Court Opinion

ID: 6127587
Source: CourtListenerOpinion
Date Created: 2022-02-04 20:40:28.945015+00
Date Added: 2024-06-11T08:40:37.392373
License: Public Domain

Barker, J.:
As between the parties to the lease, a case is stated in the complaint which entitles the plaintiff to an accounting and for relief.
Upon the facts averred, it also appears that the plaintiff is entitled to reimbursement in some sum based upon the covenant contained in the agreement of 1864, changing the terms of the original lease for the cost of the new buildings above the sum of $60,000.
This being a suit in equity, if the defendant, the insurance company, is a proper and necessary party for any purpose, then the demurrer should have been overruled, for the reason that a good cause of action is stated against a defendant, if he is a necessary party for any purpose whatever, to enable the court to give full and complete relief on any question involved in the litigation.
As to parties defendant, the Code of Civil Procedure provides that any person may be made a defendant who has or claims an interest in the controversy adverse to the plaintiff, or who is a necessary party defendant for the complete determination or settlement of a question involved thei’ein. (Code, § 447.)
This rule, as to parties defendant, is substantially the same as the one which prevailed in equity actions when the Court of Chancery was a separate and distinct jurisdiction.
If the plaintiff is entitled to have the moneys which may be found due him, under the covenant relating to erecting new buildings, declared a lien upon the premises, then the insurance company was a proper party, whether such lien be prior or subsequent to the mortgage.
Our inquiry will, therefore, be limited to the question whether the plaintiff is entitled in equity to have the debt, which he alleges is due him, declared a lien, upon the property, and the premises sold, if that be necessary, 'for the payment of the same. There is no personal covenant on the part of the lessors to pay over .to the plaintiff the moneys to which he is entitled under the covenants *199contained, in the lease, for they have, in express terms, limited their covenant and made it binding upon themselves only in their representative capacity.

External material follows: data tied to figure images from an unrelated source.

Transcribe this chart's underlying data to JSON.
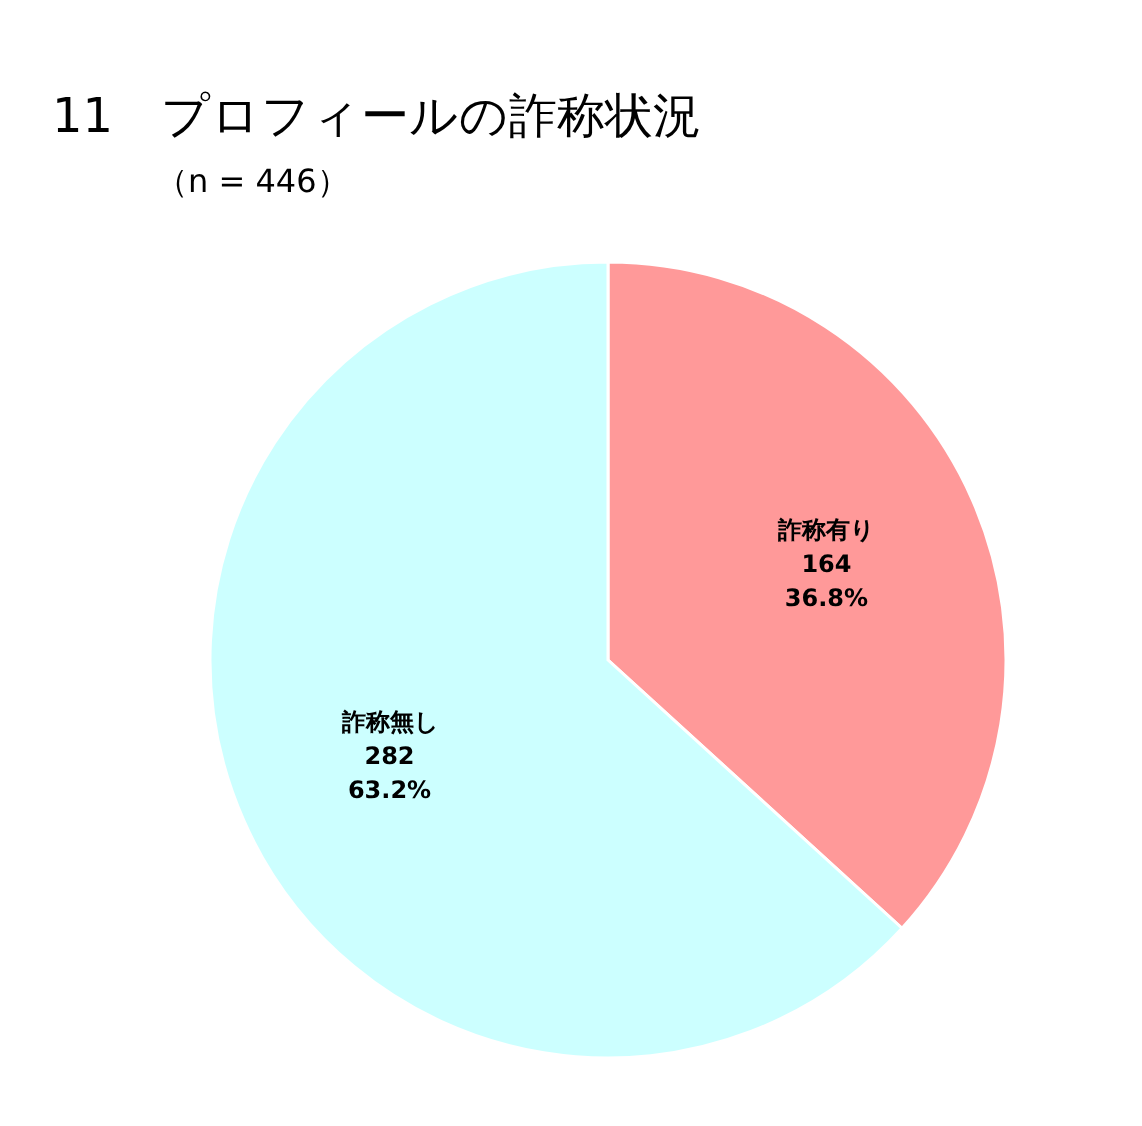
{
  "chart_data": {
    "type": "pie",
    "title": "11　プロフィールの詐称状況",
    "subtitle": "（n = 446）",
    "categories": [
      "詐称有り",
      "詐称無し"
    ],
    "values": [
      164,
      282
    ],
    "colors": [
      "#ff9999",
      "#ccffff"
    ],
    "value_labels": [
      "164\n36.8%",
      "282\n63.2%"
    ]
  }
}
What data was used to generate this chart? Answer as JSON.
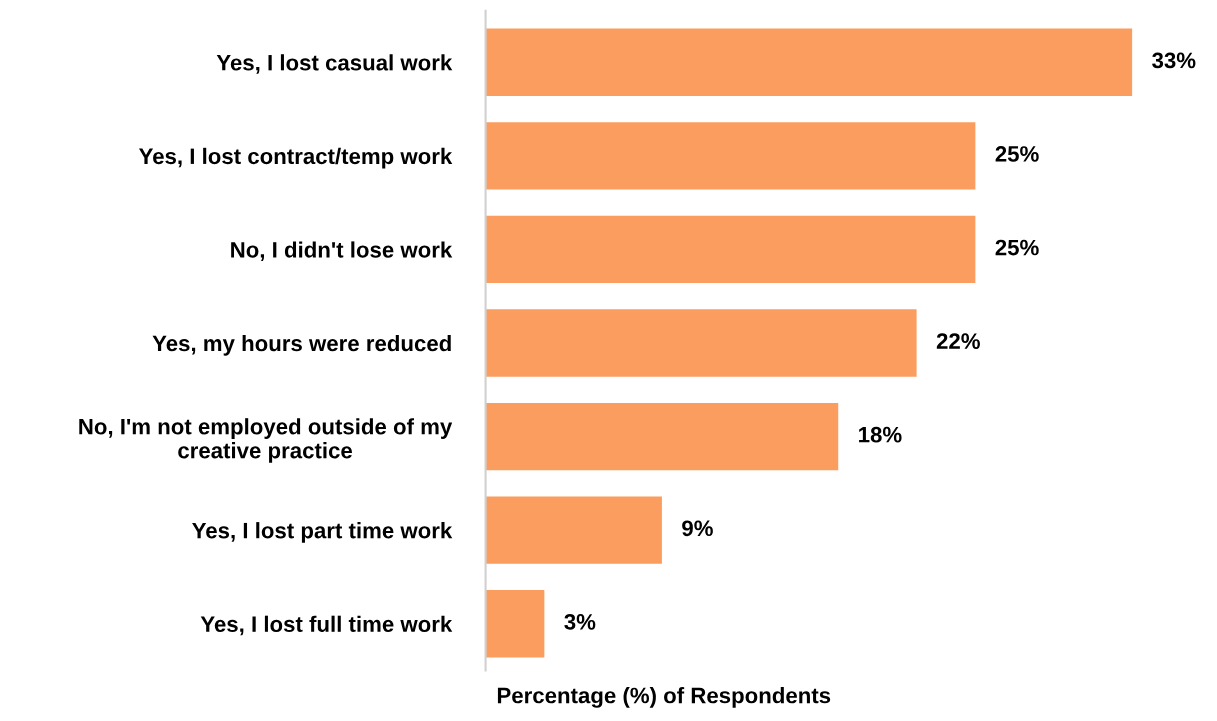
{
  "chart_data": {
    "type": "bar",
    "orientation": "horizontal",
    "xlabel": "Percentage (%) of Respondents",
    "categories": [
      "Yes, I lost casual work",
      "Yes, I lost contract/temp work",
      "No, I didn't lose work",
      "Yes, my hours were reduced",
      "No, I'm not employed outside of my\ncreative practice",
      "Yes, I lost part time work",
      "Yes, I lost full time work"
    ],
    "values": [
      33,
      25,
      25,
      22,
      18,
      9,
      3
    ],
    "value_labels": [
      "33%",
      "25%",
      "25%",
      "22%",
      "18%",
      "9%",
      "3%"
    ],
    "color": "#fb9d5f",
    "grid": false,
    "legend": false,
    "tick_labels": "y"
  }
}
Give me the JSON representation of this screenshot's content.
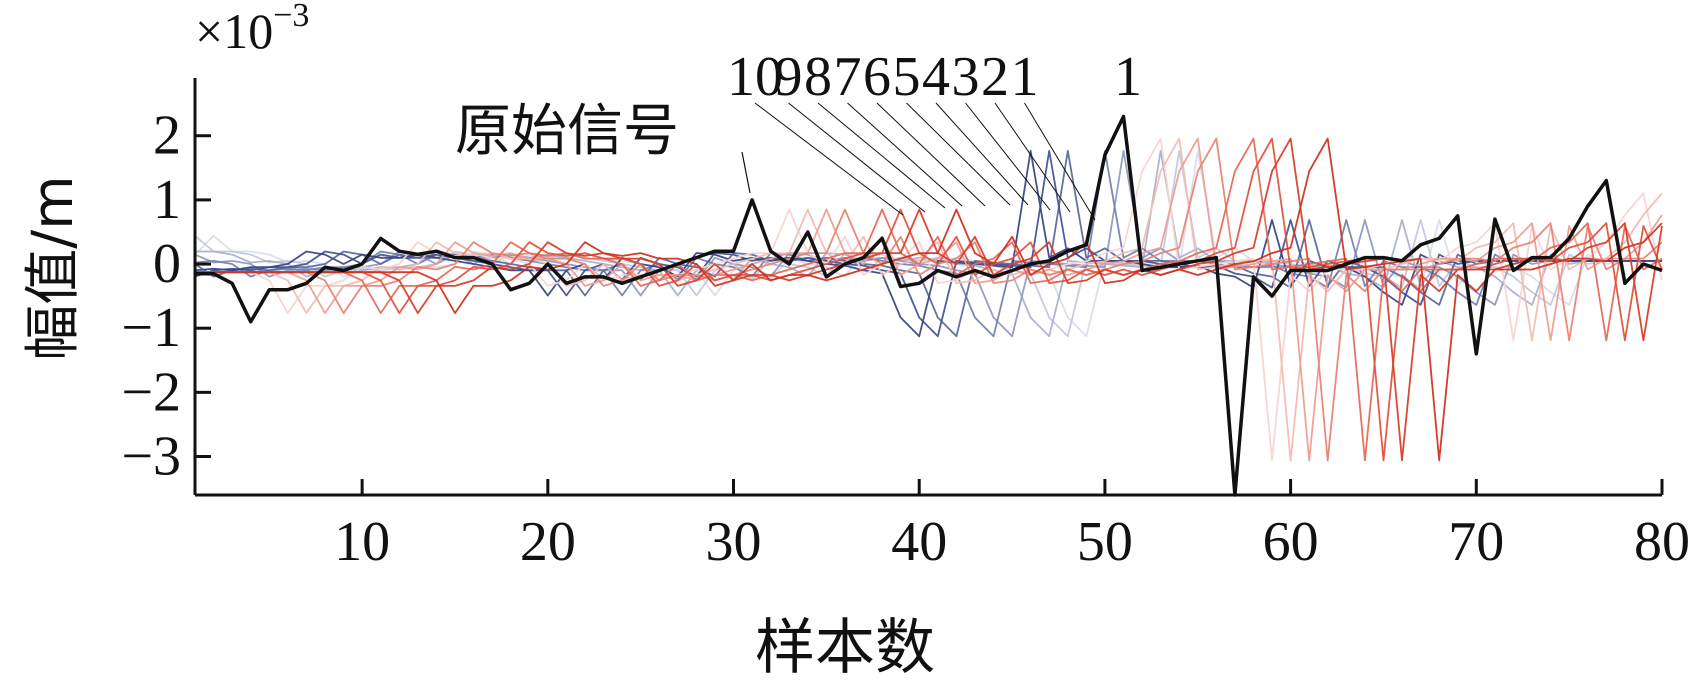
{
  "chart_data": {
    "type": "line",
    "xlabel": "样本数",
    "ylabel": "幅值/m",
    "scale_label": "×10",
    "scale_exponent": "−3",
    "xlim": [
      1,
      80
    ],
    "ylim": [
      -3.6,
      2.9
    ],
    "xticks": [
      10,
      20,
      30,
      40,
      50,
      60,
      70,
      80
    ],
    "yticks": [
      -3,
      -2,
      -1,
      0,
      1,
      2
    ],
    "ytick_labels": [
      "−3",
      "−2",
      "−1",
      "0",
      "1",
      "2"
    ],
    "grid": false,
    "colors": {
      "original": "#111111",
      "red_family": "#e8503c",
      "blue_family": "#3a4a8c"
    },
    "original_label": "原始信号",
    "series_labels": [
      "10",
      "9",
      "8",
      "7",
      "6",
      "5",
      "4",
      "3",
      "2",
      "1"
    ],
    "original_signal": [
      -0.15,
      -0.15,
      -0.3,
      -0.9,
      -0.4,
      -0.4,
      -0.3,
      -0.05,
      -0.1,
      0.0,
      0.4,
      0.2,
      0.15,
      0.2,
      0.1,
      0.1,
      0.0,
      -0.4,
      -0.3,
      0.0,
      -0.3,
      -0.2,
      -0.2,
      -0.3,
      -0.2,
      -0.1,
      0.0,
      0.1,
      0.2,
      0.2,
      1.0,
      0.2,
      0.0,
      0.5,
      -0.2,
      0.0,
      0.1,
      0.4,
      -0.35,
      -0.3,
      -0.1,
      -0.2,
      -0.1,
      -0.2,
      -0.1,
      0.0,
      0.05,
      0.2,
      0.3,
      1.7,
      2.3,
      -0.1,
      -0.05,
      0.0,
      0.05,
      0.1,
      -3.6,
      -0.2,
      -0.5,
      -0.1,
      -0.1,
      -0.1,
      0.0,
      0.1,
      0.1,
      0.05,
      0.3,
      0.4,
      0.75,
      -1.4,
      0.7,
      -0.1,
      0.1,
      0.1,
      0.4,
      0.9,
      1.3,
      -0.3,
      0.0,
      -0.1
    ]
  }
}
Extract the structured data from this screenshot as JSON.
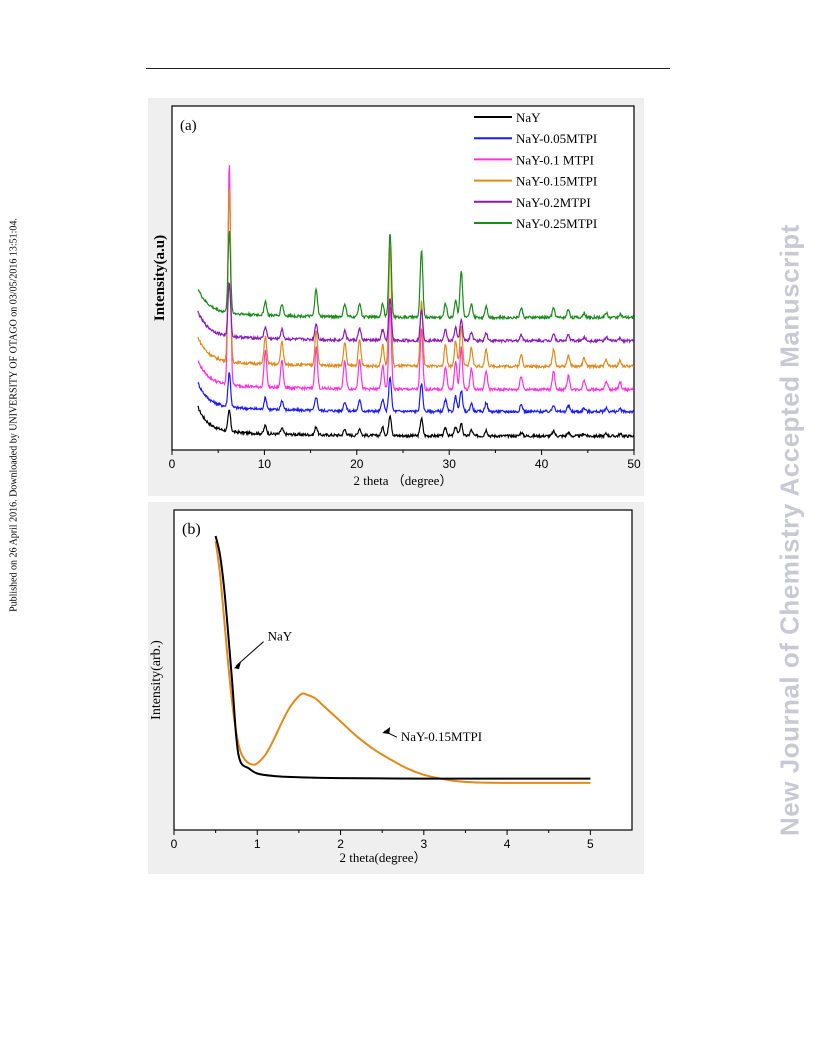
{
  "page": {
    "side_left_text": "Published on 26 April 2016. Downloaded by UNIVERSITY OF OTAGO on 03/05/2016 13:51:04.",
    "side_right_text": "New Journal of Chemistry Accepted Manuscript"
  },
  "chart_data": [
    {
      "type": "line",
      "panel_label": "(a)",
      "xlabel": "2 theta （degree）",
      "ylabel": "Intensity(a.u)",
      "xlim": [
        0,
        50
      ],
      "xticks": [
        0,
        10,
        20,
        30,
        40,
        50
      ],
      "y_ticks_shown": false,
      "legend_position": "top-right",
      "peaks_2theta": [
        6.2,
        10.1,
        11.9,
        15.6,
        18.7,
        20.3,
        22.8,
        23.6,
        27.0,
        29.6,
        30.7,
        31.3,
        32.4,
        34.0,
        37.8,
        41.3,
        42.9,
        44.6,
        47.0,
        48.5
      ],
      "series": [
        {
          "name": "NaY",
          "color": "#000000",
          "baseline": 0.0,
          "peak_heights": [
            0.9,
            0.35,
            0.25,
            0.35,
            0.25,
            0.3,
            0.35,
            0.9,
            0.75,
            0.35,
            0.4,
            0.55,
            0.25,
            0.25,
            0.15,
            0.2,
            0.15,
            0.1,
            0.1,
            0.08
          ]
        },
        {
          "name": "NaY-0.05MTPI",
          "color": "#1a1aff",
          "baseline": 1.05,
          "peak_heights": [
            1.5,
            0.5,
            0.4,
            0.6,
            0.4,
            0.45,
            0.5,
            1.5,
            1.2,
            0.5,
            0.65,
            0.9,
            0.35,
            0.4,
            0.3,
            0.3,
            0.25,
            0.15,
            0.15,
            0.1
          ]
        },
        {
          "name": "NaY-0.1 MTPI",
          "color": "#ff33dd",
          "baseline": 2.0,
          "peak_heights": [
            9.5,
            1.6,
            1.2,
            1.8,
            1.2,
            1.3,
            1.0,
            3.6,
            2.6,
            1.0,
            1.2,
            1.8,
            0.9,
            0.8,
            0.6,
            0.8,
            0.6,
            0.4,
            0.35,
            0.3
          ]
        },
        {
          "name": "NaY-0.15MTPI",
          "color": "#e08a1a",
          "baseline": 3.0,
          "peak_heights": [
            7.5,
            1.2,
            1.0,
            1.5,
            1.0,
            1.1,
            0.9,
            5.2,
            2.8,
            0.9,
            1.1,
            1.7,
            0.8,
            0.7,
            0.5,
            0.7,
            0.5,
            0.35,
            0.3,
            0.25
          ]
        },
        {
          "name": "NaY-0.2MTPI",
          "color": "#8a1ab8",
          "baseline": 4.1,
          "peak_heights": [
            2.3,
            0.5,
            0.4,
            0.7,
            0.4,
            0.5,
            0.45,
            1.8,
            1.3,
            0.45,
            0.55,
            0.9,
            0.35,
            0.35,
            0.25,
            0.3,
            0.25,
            0.15,
            0.15,
            0.1
          ]
        },
        {
          "name": "NaY-0.25MTPI",
          "color": "#1a8a1a",
          "baseline": 5.1,
          "peak_heights": [
            3.5,
            0.6,
            0.5,
            1.2,
            0.55,
            0.6,
            0.6,
            3.6,
            2.9,
            0.6,
            0.75,
            2.0,
            0.55,
            0.5,
            0.4,
            0.4,
            0.35,
            0.2,
            0.2,
            0.15
          ]
        }
      ]
    },
    {
      "type": "line",
      "panel_label": "(b)",
      "xlabel": "2 theta(degree）",
      "ylabel": "Intensity(arb.)",
      "xlim": [
        0,
        5
      ],
      "xticks": [
        0,
        1,
        2,
        3,
        4,
        5
      ],
      "y_ticks_shown": false,
      "series": [
        {
          "name": "NaY",
          "label_text": "NaY",
          "color": "#000000",
          "x": [
            0.5,
            0.55,
            0.6,
            0.65,
            0.7,
            0.75,
            0.8,
            0.9,
            1.0,
            1.2,
            1.5,
            2.0,
            3.0,
            4.0,
            5.0
          ],
          "y": [
            1.0,
            0.93,
            0.8,
            0.62,
            0.42,
            0.2,
            0.11,
            0.085,
            0.065,
            0.055,
            0.05,
            0.047,
            0.045,
            0.045,
            0.045
          ]
        },
        {
          "name": "NaY-0.15MTPI",
          "label_text": "NaY-0.15MTPI",
          "color": "#e08a1a",
          "x": [
            0.5,
            0.55,
            0.6,
            0.65,
            0.7,
            0.75,
            0.8,
            0.85,
            0.9,
            0.95,
            1.0,
            1.1,
            1.2,
            1.3,
            1.4,
            1.5,
            1.55,
            1.6,
            1.7,
            1.8,
            2.0,
            2.2,
            2.4,
            2.6,
            2.8,
            3.0,
            3.2,
            3.4,
            3.6,
            4.0,
            4.5,
            5.0
          ],
          "y": [
            0.98,
            0.86,
            0.68,
            0.5,
            0.34,
            0.22,
            0.15,
            0.12,
            0.105,
            0.1,
            0.105,
            0.14,
            0.2,
            0.27,
            0.33,
            0.37,
            0.38,
            0.375,
            0.36,
            0.33,
            0.27,
            0.21,
            0.16,
            0.12,
            0.085,
            0.06,
            0.045,
            0.035,
            0.03,
            0.028,
            0.028,
            0.028
          ]
        }
      ]
    }
  ]
}
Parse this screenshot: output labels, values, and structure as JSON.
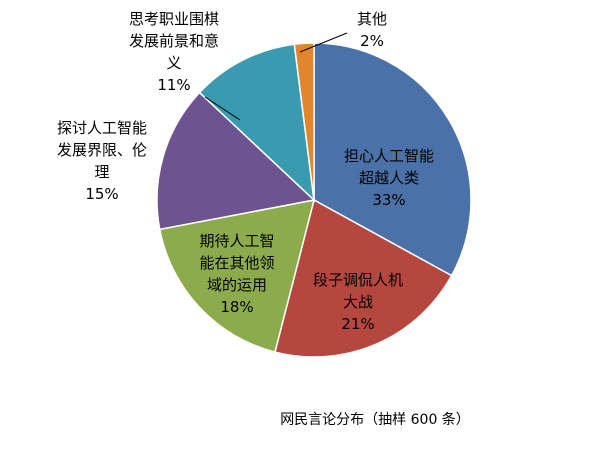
{
  "chart_data": {
    "type": "pie",
    "title": "网民言论分布（抽样 600 条）",
    "slices": [
      {
        "name": "担心人工智能超越人类",
        "label_lines": [
          "担心人工智能",
          "超越人类"
        ],
        "value": 33,
        "pct": "33%",
        "color": "#4a72a9"
      },
      {
        "name": "段子调侃人机大战",
        "label_lines": [
          "段子调侃人机",
          "大战"
        ],
        "value": 21,
        "pct": "21%",
        "color": "#b5473f"
      },
      {
        "name": "期待人工智能在其他领域的运用",
        "label_lines": [
          "期待人工智",
          "能在其他领",
          "域的运用"
        ],
        "value": 18,
        "pct": "18%",
        "color": "#8cab4c"
      },
      {
        "name": "探讨人工智能发展界限、伦理",
        "label_lines": [
          "探讨人工智能",
          "发展界限、伦",
          "理"
        ],
        "value": 15,
        "pct": "15%",
        "color": "#6e5391"
      },
      {
        "name": "思考职业围棋发展前景和意义",
        "label_lines": [
          "思考职业围棋",
          "发展前景和意",
          "义"
        ],
        "value": 11,
        "pct": "11%",
        "color": "#3a9ab0"
      },
      {
        "name": "其他",
        "label_lines": [
          "其他"
        ],
        "value": 2,
        "pct": "2%",
        "color": "#e2862e"
      }
    ]
  }
}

The only property or fund out of which the plaintiff can be indemnified, is the trust estate in the hands of the trustees, and it does not appear that there is any other property embraced within the terms of the trust than the premises covered by the lease.
In disposing of the question now presented, we must assume that the trustees, in making the ■ lease and entering into the covenants therein contained, acted within the limit of the powers conferred upon them by the instrument of their appointment. We, therefore, have before us a case where a party has a just debt against a. trust estate, arising out of improvements put upon the property which constitutes the trust, without any personal covenant or promise for the payment of the same, which can be enforced in a court of law, and his only remedy is limited to a proceeding against the trust estate.
It seems very clear that the plaintiff is entitled to have his debt, whatever the amount may be, paid out of the premises held in trust, and the same to be declared a lien thereon. And if it shall appear upon the trial that a sale is necessary to accelerate a payment, the court has power to decree a sale for that purpose.
All the essential elements necessary to constitute a lien in equity, as contradistinguished from those which arise by operation of law, or are based upon special agreement, exists upon the facts averred in the complaint. (Story’s Eq. Juris., §§ 1216, 1237.)
It is not necessary to consider and determine the question whether the lien which the plaintiff is entitled to is prior or subsequent to the defendant’s mortgage.
It is a familiar rule that a party who has a lien upon real estate and is seeking to enforce the same in a court of equity, may make all persons parties defendant who assert any claim to the premises, whether prior or subsequent, because the order of the respective liens is involved in the litigation and should be determined in the final decree. (Brown v. Volkening, 61 N. Y., 76.)
The order of the Special Term, sustaining the demurrer and dismissing the complaint,.should be reversed, and an order entered overruling the demurrer, with costs of the Special Term and of *200this appeal, and on payment of the same the defendant be at liberty to answer.
Brady, P. J., and Daniels, J., concurred.
Order reversed; order entered overruling demurrer, with costs.